Yes, there are great parts to being in the Foreign Service. I love my job, and I love serving my country.

But there are parts of it that are hard.

Like living in places where your health is compromised by the local conditions and local healthcare (or lack thereof).

Like having to spend your career away from your family, missing birthdays, weddings and funerals.

And like being a target.

I am lucky. I am in a safe place.

But I have been in dangerous places. And clearly, I have colleagues who are in even more dangerous places. Places I will likely serve in before my career is over.

So when you say your prayers tonight, say a few for those who are risking their lives to serve you. And when you hear someone talking about useless government employees and overpaid bureaucrats, remind them that the people who were injured today are the people they are talking about. That it takes both military and diplomatic power to advance our interests in the world, and that diplomats too sometimes pay the ultimate price for our country.

Saturday, September 01, 2012


There were times this week when I wasn't sure I was going to survive it.

There were 31 Fulbright interviews over the course of two days.

There was the prep for the arrival of our new Ambassador.

And there were approximately a bazillion meetings, many to do with the item above.

Oh yeah, and I had to write an EER (that is State Department speak for an evaluation...I wanted it to be really good because really want to get my APAO tenured, which is State Department speak for job security and no more overtime) AND some brief remarks that also needed to be really good.
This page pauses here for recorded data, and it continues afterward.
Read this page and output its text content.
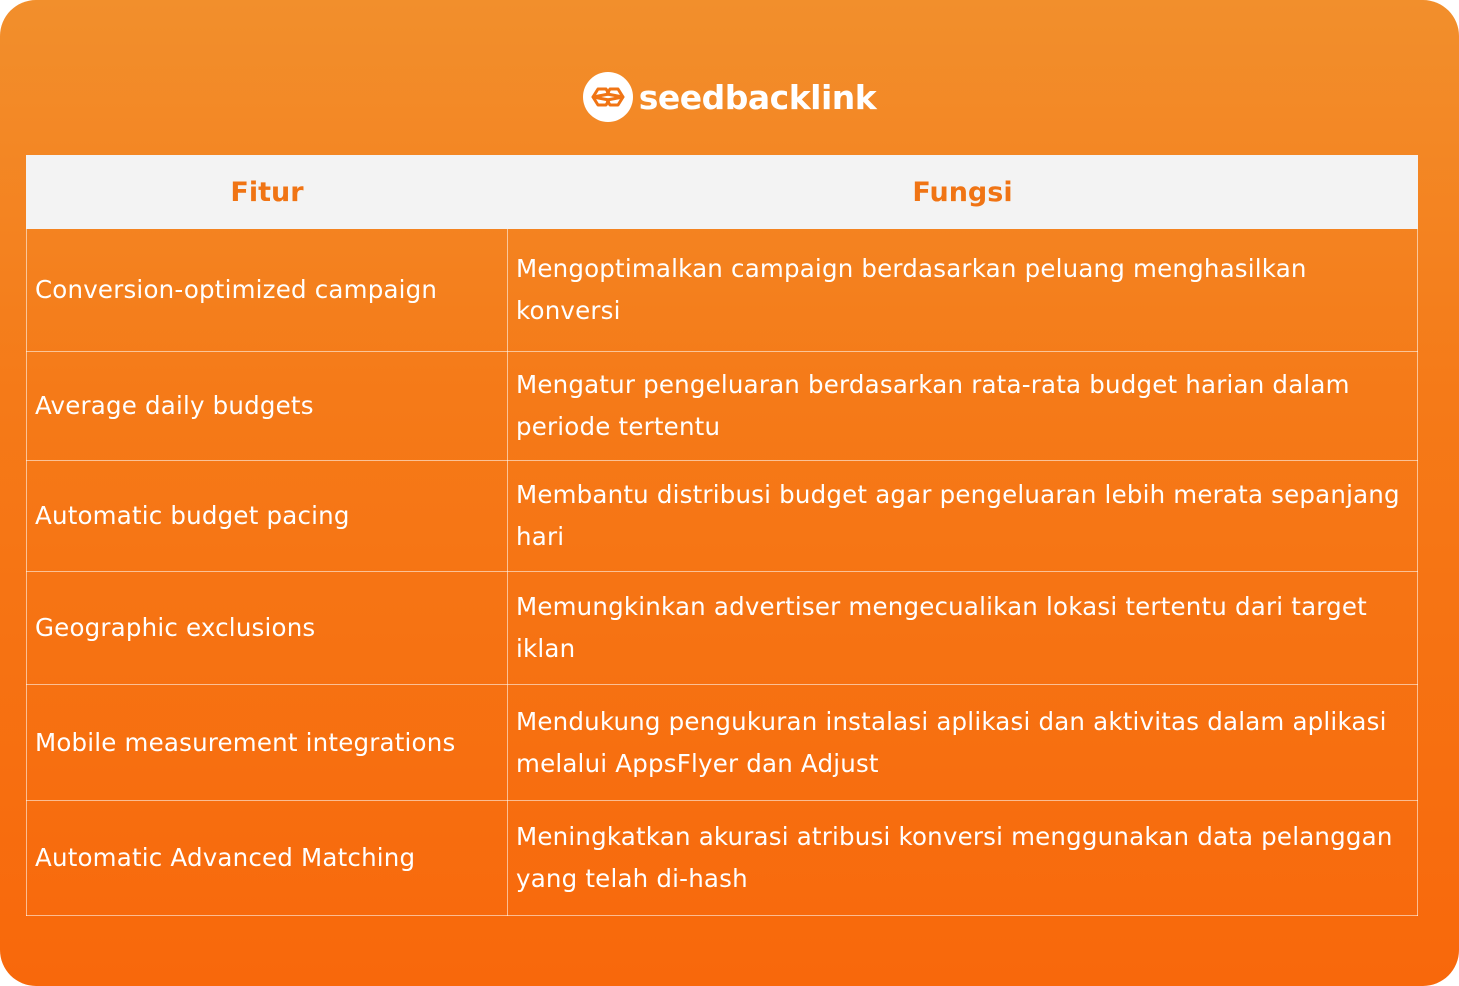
seedbacklink
Fitur	Fungsi
Conversion-optimized campaign	Mengoptimalkan campaign berdasarkan peluang menghasilkan konversi
Average daily budgets	Mengatur pengeluaran berdasarkan rata-rata budget harian dalam periode tertentu
Automatic budget pacing	Membantu distribusi budget agar pengeluaran lebih merata sepanjang hari
Geographic exclusions	Memungkinkan advertiser mengecualikan lokasi tertentu dari target iklan
Mobile measurement integrations	Mendukung pengukuran instalasi aplikasi dan aktivitas dalam aplikasi melalui AppsFlyer dan Adjust
Automatic Advanced Matching	Meningkatkan akurasi atribusi konversi menggunakan data pelanggan yang telah di-hash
We didn't manage to get out of the office yesterday until 6:30, which was cutting it a bit close for our 7 pm dinner reservations.

And I didn't want to cancel the reservation, because yesterday was our anniversary. We have been married ten years.

Ten years.

We've been together for nearly 13, and we were legally married in Massachusetts on our 10th anniversary together.

But yesterday was our real anniversary, the one from our church wedding in North Carolina. The one where we promised before God that we would forever treasure the gift we had been given. Where our church community promised before God to support our marriage.

Ten years.

Seems like nothing. And everything. I hope we get at least 50 more.